Quel a été votre premier contact avec Sean Penn ?
Eric Gautier : En fait, il m’a téléphoné alors que j’étais en plein tournage de Cœurs d’Alain Resnais. Il avait aimé Carnets de voyage de Walter Salles et Intimité de Patrice Chéreau, deux films de styles très différents sur lesquels j’avais travaillé. Avant de m’envoyer le scénario, il voulait savoir si j’étais prêt à me lancer dans une aventure qui allait prendre huit mois, d’avril à novembre 2006. On s’est très peu parlé en fait.
Penn avance toujours sur l’intuition, il fait des paris incroyables. Il cherchait un opérateur étranger, ne voulait pas d’un opérateur américain. Il s’agit d’un film avec des problèmes de logistique énormes et il voulait éviter la lourdeur d’une grosse équipe américaine traditionnelle, où l’on résout tout par l’argent. Il voulait quelque chose de plus souple. Je suis parti à San Francisco deux jours après la fin du Resnais, déjà passablement rétamé de fatigue. Penn est venu me chercher lui-même à l’aéroport et m’a ramené chez lui en voiture, ce qui, au passage, résume bien le personnage : très direct, très simple et amical. En fait, je pensais qu’il hésitait encore, mais j’étais déjà embauché, et un mois après on tournait les premiers plans en Alaska.
Comment vous êtes-vous préparés au tournage ?
EG : On a vu des films ensemble, pour essayer d’inventer un langage commun. J’avais apporté Gerry, de Van Sant, à cause du thème commun entre les deux films : la nature, qui semble d’abord sympathique puis devient un environnement hostile. Penn ne l’avait pas vu. On a aussi regardé des choses comme Voyage au bout de l’enfer, Apocalypse Now… Penn est très influencé par le cinéma américain des années 1970, et on s’est tout de suite très bien entendus là-dessus.
Quelles étaient les difficultés particulières du film ?

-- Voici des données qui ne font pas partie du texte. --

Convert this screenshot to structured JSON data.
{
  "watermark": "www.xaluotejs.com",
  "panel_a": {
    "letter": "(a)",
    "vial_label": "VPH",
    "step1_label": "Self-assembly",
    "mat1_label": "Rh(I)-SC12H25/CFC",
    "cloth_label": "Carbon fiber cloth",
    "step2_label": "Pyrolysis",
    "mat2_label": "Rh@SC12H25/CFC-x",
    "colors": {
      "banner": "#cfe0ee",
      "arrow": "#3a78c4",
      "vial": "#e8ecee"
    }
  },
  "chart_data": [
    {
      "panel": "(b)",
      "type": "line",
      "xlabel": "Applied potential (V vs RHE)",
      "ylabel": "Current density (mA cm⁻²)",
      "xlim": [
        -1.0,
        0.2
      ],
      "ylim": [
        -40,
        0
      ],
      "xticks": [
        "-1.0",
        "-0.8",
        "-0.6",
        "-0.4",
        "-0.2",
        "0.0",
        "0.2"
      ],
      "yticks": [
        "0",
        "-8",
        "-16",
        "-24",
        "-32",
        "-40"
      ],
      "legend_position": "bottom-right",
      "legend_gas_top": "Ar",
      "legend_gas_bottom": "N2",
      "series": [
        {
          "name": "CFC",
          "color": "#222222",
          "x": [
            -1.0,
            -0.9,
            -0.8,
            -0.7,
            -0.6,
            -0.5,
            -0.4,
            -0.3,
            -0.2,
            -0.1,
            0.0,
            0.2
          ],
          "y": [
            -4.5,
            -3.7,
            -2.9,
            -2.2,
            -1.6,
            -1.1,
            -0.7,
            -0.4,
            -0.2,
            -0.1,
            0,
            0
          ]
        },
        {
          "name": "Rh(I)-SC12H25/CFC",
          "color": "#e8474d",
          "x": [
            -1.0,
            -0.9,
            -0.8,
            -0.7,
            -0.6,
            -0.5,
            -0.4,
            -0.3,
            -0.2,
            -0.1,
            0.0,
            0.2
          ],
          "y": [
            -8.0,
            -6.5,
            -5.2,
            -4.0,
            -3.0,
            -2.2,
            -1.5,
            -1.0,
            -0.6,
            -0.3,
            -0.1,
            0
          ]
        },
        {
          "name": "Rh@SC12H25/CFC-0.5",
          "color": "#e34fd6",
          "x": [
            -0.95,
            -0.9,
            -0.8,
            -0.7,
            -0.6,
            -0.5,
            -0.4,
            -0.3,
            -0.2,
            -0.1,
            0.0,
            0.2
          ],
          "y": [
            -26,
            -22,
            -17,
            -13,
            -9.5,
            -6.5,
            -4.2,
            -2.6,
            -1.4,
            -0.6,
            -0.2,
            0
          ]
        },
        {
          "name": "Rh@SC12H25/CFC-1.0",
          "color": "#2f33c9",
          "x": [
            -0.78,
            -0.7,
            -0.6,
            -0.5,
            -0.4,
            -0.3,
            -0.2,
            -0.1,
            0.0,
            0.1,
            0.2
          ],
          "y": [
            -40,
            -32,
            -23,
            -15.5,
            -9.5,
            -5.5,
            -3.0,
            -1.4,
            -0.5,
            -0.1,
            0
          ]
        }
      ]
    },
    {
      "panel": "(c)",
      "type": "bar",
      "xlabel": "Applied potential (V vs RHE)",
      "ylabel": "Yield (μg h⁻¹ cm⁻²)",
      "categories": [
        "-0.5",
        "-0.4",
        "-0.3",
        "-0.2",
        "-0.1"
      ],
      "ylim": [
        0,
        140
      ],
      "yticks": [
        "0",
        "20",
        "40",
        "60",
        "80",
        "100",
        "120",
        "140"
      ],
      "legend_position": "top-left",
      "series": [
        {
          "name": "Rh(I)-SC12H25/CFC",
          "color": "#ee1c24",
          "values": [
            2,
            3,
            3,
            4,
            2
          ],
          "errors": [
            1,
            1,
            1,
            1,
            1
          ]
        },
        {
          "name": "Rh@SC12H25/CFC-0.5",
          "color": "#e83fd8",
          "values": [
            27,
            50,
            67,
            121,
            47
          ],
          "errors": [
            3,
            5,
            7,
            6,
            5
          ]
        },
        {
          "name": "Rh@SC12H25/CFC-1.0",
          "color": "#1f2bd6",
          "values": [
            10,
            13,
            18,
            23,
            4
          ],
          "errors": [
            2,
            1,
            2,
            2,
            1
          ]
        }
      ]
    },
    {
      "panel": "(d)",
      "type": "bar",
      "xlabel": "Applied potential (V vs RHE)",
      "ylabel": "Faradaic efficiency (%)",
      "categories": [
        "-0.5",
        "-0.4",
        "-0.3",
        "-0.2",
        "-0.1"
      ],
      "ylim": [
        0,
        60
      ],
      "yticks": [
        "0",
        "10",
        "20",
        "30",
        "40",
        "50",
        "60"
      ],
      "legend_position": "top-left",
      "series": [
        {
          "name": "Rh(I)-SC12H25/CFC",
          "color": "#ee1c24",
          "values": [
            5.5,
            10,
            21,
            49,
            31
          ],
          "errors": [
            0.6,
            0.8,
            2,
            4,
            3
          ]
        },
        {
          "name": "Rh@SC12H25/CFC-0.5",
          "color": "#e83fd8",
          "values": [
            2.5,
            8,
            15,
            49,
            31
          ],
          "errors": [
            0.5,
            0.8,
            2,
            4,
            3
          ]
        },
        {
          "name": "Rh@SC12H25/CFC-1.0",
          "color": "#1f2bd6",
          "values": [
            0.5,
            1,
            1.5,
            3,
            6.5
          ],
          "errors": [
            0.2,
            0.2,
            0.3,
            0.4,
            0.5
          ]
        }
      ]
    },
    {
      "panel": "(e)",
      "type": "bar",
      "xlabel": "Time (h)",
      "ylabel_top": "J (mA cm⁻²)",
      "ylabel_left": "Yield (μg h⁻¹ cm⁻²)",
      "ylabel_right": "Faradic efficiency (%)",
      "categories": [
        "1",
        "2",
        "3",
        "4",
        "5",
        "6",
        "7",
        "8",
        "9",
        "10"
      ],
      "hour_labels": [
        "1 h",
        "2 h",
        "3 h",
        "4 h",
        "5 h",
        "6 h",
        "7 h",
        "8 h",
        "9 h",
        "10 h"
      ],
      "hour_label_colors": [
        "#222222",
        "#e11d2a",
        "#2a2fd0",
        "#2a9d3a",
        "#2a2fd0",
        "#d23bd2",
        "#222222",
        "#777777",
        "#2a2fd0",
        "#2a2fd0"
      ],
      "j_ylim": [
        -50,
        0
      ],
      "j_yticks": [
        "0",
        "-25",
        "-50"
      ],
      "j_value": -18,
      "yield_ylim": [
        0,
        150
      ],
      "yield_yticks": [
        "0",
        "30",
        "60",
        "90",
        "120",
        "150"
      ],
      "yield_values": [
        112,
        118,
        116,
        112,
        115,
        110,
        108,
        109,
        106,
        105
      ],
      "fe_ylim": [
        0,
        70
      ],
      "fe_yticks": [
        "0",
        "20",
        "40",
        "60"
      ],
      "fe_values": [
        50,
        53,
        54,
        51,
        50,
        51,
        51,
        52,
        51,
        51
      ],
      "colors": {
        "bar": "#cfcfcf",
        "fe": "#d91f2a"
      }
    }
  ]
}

EG : La complexité du projet tenait au désir de Sean Penn d’être très scrupuleux sur la réalité de ce qui était arrivé à McCandless, avec un côté brut, documentaire, tout en s’efforçant de raconter vraiment une histoire de fiction, avec des zooms, des longues focales, des plans d’hélicoptère, des mouvements de grue. Il avait peur aussi de tomber dans l’excès paysagiste, que l’on soit englouti par la beauté des sites et que l’on fasse juste un film d’images d’Epinal.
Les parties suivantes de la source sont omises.